One of the main factors that limit the accuracy of facial analysis systems is hand occlusion. As the  face becomes occluded, facial features are either lost, corrupted or erroneously detected. Hand over-face occlusions are considered not only very common but also very challenging to handle.

Moreover, there is empirical evidence that some of these hand-over-face gestures serve as cues for recognition of cognitive mental states. In this paper, we detect hand-over-face occlusions and classify hand-over-face gesture descriptors in videos of natural expressions using multi-modal fusion of different state-of-the-art spatial and spatio emporal features.

We show experimentally that we can successfully detect face occlusions with an accuracy of 83%.  We also demonstrate that we can classify gesture descriptors (hand shape , hand action and facial region occluded ) significantly higher than a na ̈ıve  baseline. To our knowledge, this work is the first attempt to automatically detect and classify hand-over-face gestures in natural expressions.

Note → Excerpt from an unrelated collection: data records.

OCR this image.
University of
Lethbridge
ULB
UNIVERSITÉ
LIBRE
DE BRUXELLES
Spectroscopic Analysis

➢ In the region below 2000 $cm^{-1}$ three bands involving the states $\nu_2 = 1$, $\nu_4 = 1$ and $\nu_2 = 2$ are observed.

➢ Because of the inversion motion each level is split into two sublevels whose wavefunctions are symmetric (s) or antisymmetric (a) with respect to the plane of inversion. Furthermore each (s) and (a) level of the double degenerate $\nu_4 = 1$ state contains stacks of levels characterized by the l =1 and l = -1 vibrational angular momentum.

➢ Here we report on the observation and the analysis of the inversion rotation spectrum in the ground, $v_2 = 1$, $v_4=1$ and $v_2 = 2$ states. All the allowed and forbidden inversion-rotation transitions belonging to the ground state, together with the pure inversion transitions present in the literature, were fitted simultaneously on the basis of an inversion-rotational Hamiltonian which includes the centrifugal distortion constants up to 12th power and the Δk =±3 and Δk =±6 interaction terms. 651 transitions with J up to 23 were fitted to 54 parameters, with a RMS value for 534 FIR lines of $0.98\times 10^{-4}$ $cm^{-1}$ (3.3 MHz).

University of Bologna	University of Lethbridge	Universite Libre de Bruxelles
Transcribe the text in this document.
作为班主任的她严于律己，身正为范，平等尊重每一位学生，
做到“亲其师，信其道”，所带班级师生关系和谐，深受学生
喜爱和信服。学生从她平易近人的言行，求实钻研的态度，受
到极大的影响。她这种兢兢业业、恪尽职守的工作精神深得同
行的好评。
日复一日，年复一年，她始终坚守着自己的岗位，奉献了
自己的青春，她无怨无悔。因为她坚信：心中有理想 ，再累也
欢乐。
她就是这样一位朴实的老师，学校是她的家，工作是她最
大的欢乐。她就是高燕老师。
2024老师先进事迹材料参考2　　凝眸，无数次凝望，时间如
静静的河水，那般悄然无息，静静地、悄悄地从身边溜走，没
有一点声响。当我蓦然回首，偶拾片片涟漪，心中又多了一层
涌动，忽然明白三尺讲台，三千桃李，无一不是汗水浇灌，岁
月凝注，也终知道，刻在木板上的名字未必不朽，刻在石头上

 CODING OF HAND-OVER-FACE GESTURES

Serving as a first step in automatic classification, we coded hand-over-face gestures using a set of  descriptors. In this section, we describe the choice of the dataset, the coding schema, the labelling, annotation assessment and how we generate the ground truth labels that are used in our machine learning experiments.

Dataset:

The first challenge was to find a corpus of videos of natural expressions. Since most of the work on affect analysis focuses on the face,  most of the publicly available natural datasets  also  focus  on faces with limited or no occlusion. Since we are interested in the temporal aspect of the hand gesture as well, still photograph corpora did not satisfy our criteria.

Labelling:

In order to proceed to automatic detection, we needed to code the hand-over-face occlusions present in the dataset. The goal was to code hand gestures in terms of certain descriptors that can describe the gesture. Inspired by the coding schema provided by Mahmoud et al., we coded the gestures in terms of hand shape, hand action and facial region occluded.

  • Hand Action
  • Hand Shape
  • Facial Region Occluded

Coding Assessment & Refinement:

To assess the coding schema and gain confidence in the labels obtained, we calculated inter-rater agreement between the two expert annotators using time-slice Krippendorff’s alpha, which is widely used for this type of coding assessment because of its independence of the number of assessors and its robustness against imperfect data. We got a Krippendorff’s  alpha  coefficient  of  0.92  for hand action, 0.67 for hand shape and an average alpha coefficient of 0.56 for facial region occluded (forehead 0.69,  eye(s) 0.27,  Nose 0.45,  cheeks  0.65,  lips  0.73,  chin  0.83,  hair/ear  0.25).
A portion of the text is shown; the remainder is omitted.